Sin embargo y en relación con la valoración que el cristianismo y otras religiones hacen de la fe -forma de creencia dogmática- como camino alternativo para la “salvación” (?), hay que insistir en que, de acuerdo con Nietzsche, parece una doctrina al menos tan absurda como lo sería la actitud del profesor que exigiera a sus alumnos como condición indispensable para aprobar el curso que creyesen que él era la reencarnación de Platón.
Creer en algo, en el sentido de tender a considerarlo como verdadero sin que realmente se pueda estar objetivamente seguro de que lo sea, tiene su explicación en cuanto existen toda una serie de circunstancias, tanto objetivas como subjetivas, que hagan surgir la creencia correspondiente.

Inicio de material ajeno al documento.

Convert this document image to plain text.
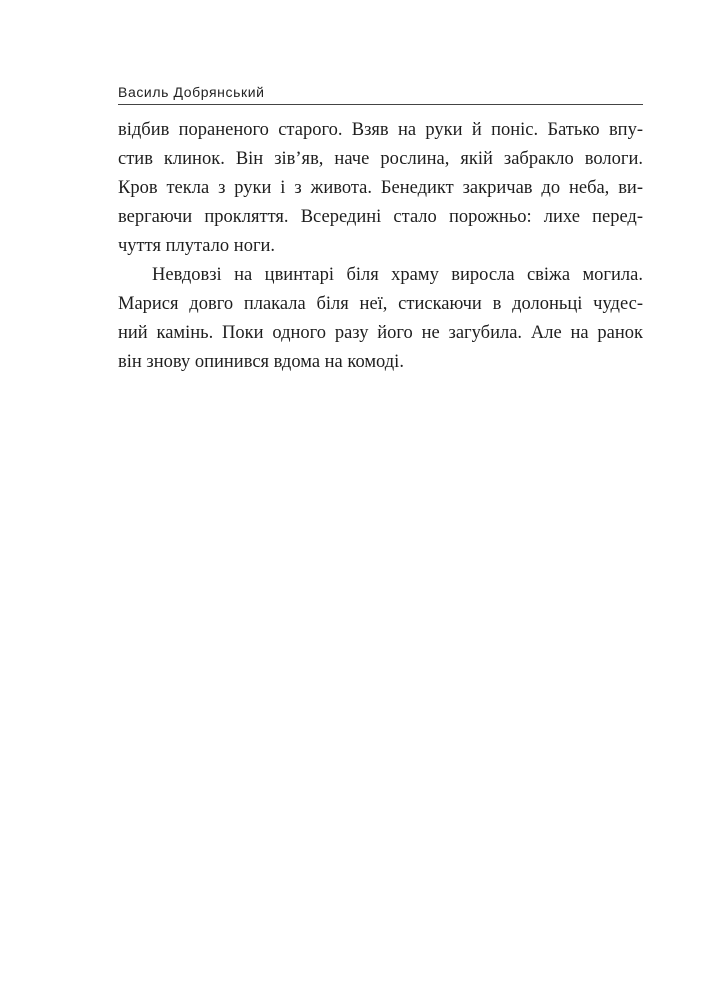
Василь Добрянський
відбив пораненого старого. Взяв на руки й поніс. Батько впу-
стив клинок. Він зів’яв, наче рослина, якій забракло вологи.
Кров текла з руки і з живота. Бенедикт закричав до неба, ви-
вергаючи прокляття. Всередині стало порожньо: лихе перед-
чуття плутало ноги.
Невдовзі на цвинтарі біля храму виросла свіжа могила.
Марися довго плакала біля неї, стискаючи в долоньці чудес-
ний камінь. Поки одного разу його не загубила. Але на ранок
він знову опинився вдома на комоді.
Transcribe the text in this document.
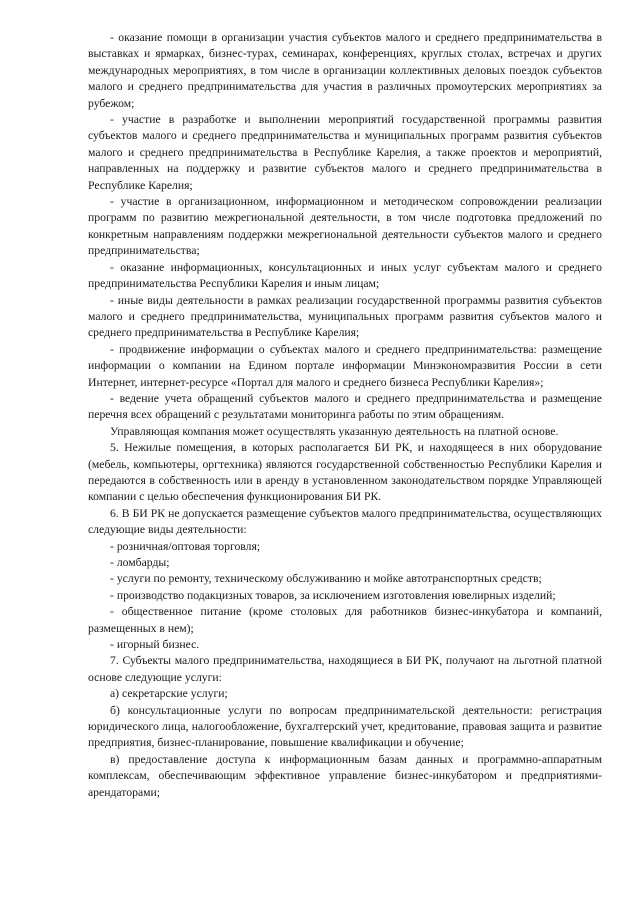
- оказание помощи в организации участия субъектов малого и среднего предпринимательства в выставках и ярмарках, бизнес-турах, семинарах, конференциях, круглых столах, встречах и других международных мероприятиях, в том числе в организации коллективных деловых поездок субъектов малого и среднего предпринимательства для участия в различных промоутерских мероприятиях за рубежом;

- участие в разработке и выполнении мероприятий государственной программы развития субъектов малого и среднего предпринимательства и муниципальных программ развития субъектов малого и среднего предпринимательства в Республике Карелия, а также проектов и мероприятий, направленных на поддержку и развитие субъектов малого и среднего предпринимательства в Республике Карелия;

- участие в организационном, информационном и методическом сопровождении реализации программ по развитию межрегиональной деятельности, в том числе подготовка предложений по конкретным направлениям поддержки межрегиональной деятельности субъектов малого и среднего предпринимательства;

- оказание информационных, консультационных и иных услуг субъектам малого и среднего предпринимательства Республики Карелия и иным лицам;

- иные виды деятельности в рамках реализации государственной программы развития субъектов малого и среднего предпринимательства, муниципальных программ развития субъектов малого и среднего предпринимательства в Республике Карелия;

- продвижение информации о субъектах малого и среднего предпринимательства: размещение информации о компании на Едином портале информации Минэкономразвития России в сети Интернет, интернет-ресурсе «Портал для малого и среднего бизнеса Республики Карелия»;

- ведение учета обращений субъектов малого и среднего предпринимательства и размещение перечня всех обращений с результатами мониторинга работы по этим обращениям.

Управляющая компания может осуществлять указанную деятельность на платной основе.

5. Нежилые помещения, в которых располагается БИ РК, и находящееся в них оборудование (мебель, компьютеры, оргтехника) являются государственной собственностью Республики Карелия и передаются в собственность или в аренду в установленном законодательством порядке Управляющей компании с целью обеспечения функционирования БИ РК.

6. В БИ РК не допускается размещение субъектов малого предпринимательства, осуществляющих следующие виды деятельности:

- розничная/оптовая торговля;

- ломбарды;

- услуги по ремонту, техническому обслуживанию и мойке автотранспортных средств;

- производство подакцизных товаров, за исключением изготовления ювелирных изделий;

- общественное питание (кроме столовых для работников бизнес-инкубатора и компаний, размещенных в нем);

- игорный бизнес.

7. Субъекты малого предпринимательства, находящиеся в БИ РК, получают на льготной платной основе следующие услуги:

а) секретарские услуги;

б) консультационные услуги по вопросам предпринимательской деятельности: регистрация юридического лица, налогообложение, бухгалтерский учет, кредитование, правовая защита и развитие предприятия, бизнес-планирование, повышение квалификации и обучение;

в) предоставление доступа к информационным базам данных и программно-аппаратным комплексам, обеспечивающим эффективное управление бизнес-инкубатором и предприятиями-арендаторами;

Así, por ejemplo, la creencia de que mañana llueva podría relacionarse con el hecho objetivo de que fuéramos expertos en meteorología y conociéramos la existencia próxima de un área de bajas presiones que hicieran previsible que, en efecto, tal fenómeno se produjera. Por otra parte, si además se está sufriendo una larga temporada de sequía, el deseo de que la lluvia se produzca -factor subjetivo- puede contribuir a que la creencia en la aparición de dicho fenómeno sea más intensa que si se atendiera exclusivamente a las circunstancias objetivas. Lo mismo puede suceder en el caso de las personas cuya penuria económica les lleva a jugar su sueldo en la lotería con un grado de confianza directamente proporcional al grado de su indigencia.
Así pues, la creencia en sentido amplio aparece como un fenómeno que es a un mismo tiempo natural e inevitable y que puede ser complementario del auténtico conocimiento cuando éste falta. Pero, en cualquier caso, parece que, si a nadie se le ocurre juzgar especialmente meritoria la creencia de que mañana llueva o deje de llover, y si tampoco consideramos especialmente meritoria la devota actitud creyente del alumno que reconociese a Platón en su extraño profesor sino que más bien la juzgaríamos como un gesto sospechoso de interesada hipocresía ante tan excéntrica exigencia, en tal caso lo mismo habría que juzgar de la creencia en el Dios del cristianismo o de la creencia en los dioses del Olimpo.
Conviene tener en cuenta además que la fe, como creencia dogmática, se opone a la veracidad y que, en consecuencia, se encuentra en contradicción con los mismos preceptos de la moral cristiana, por lo que, desde esta perspectiva, en lugar de laudable sería condenable.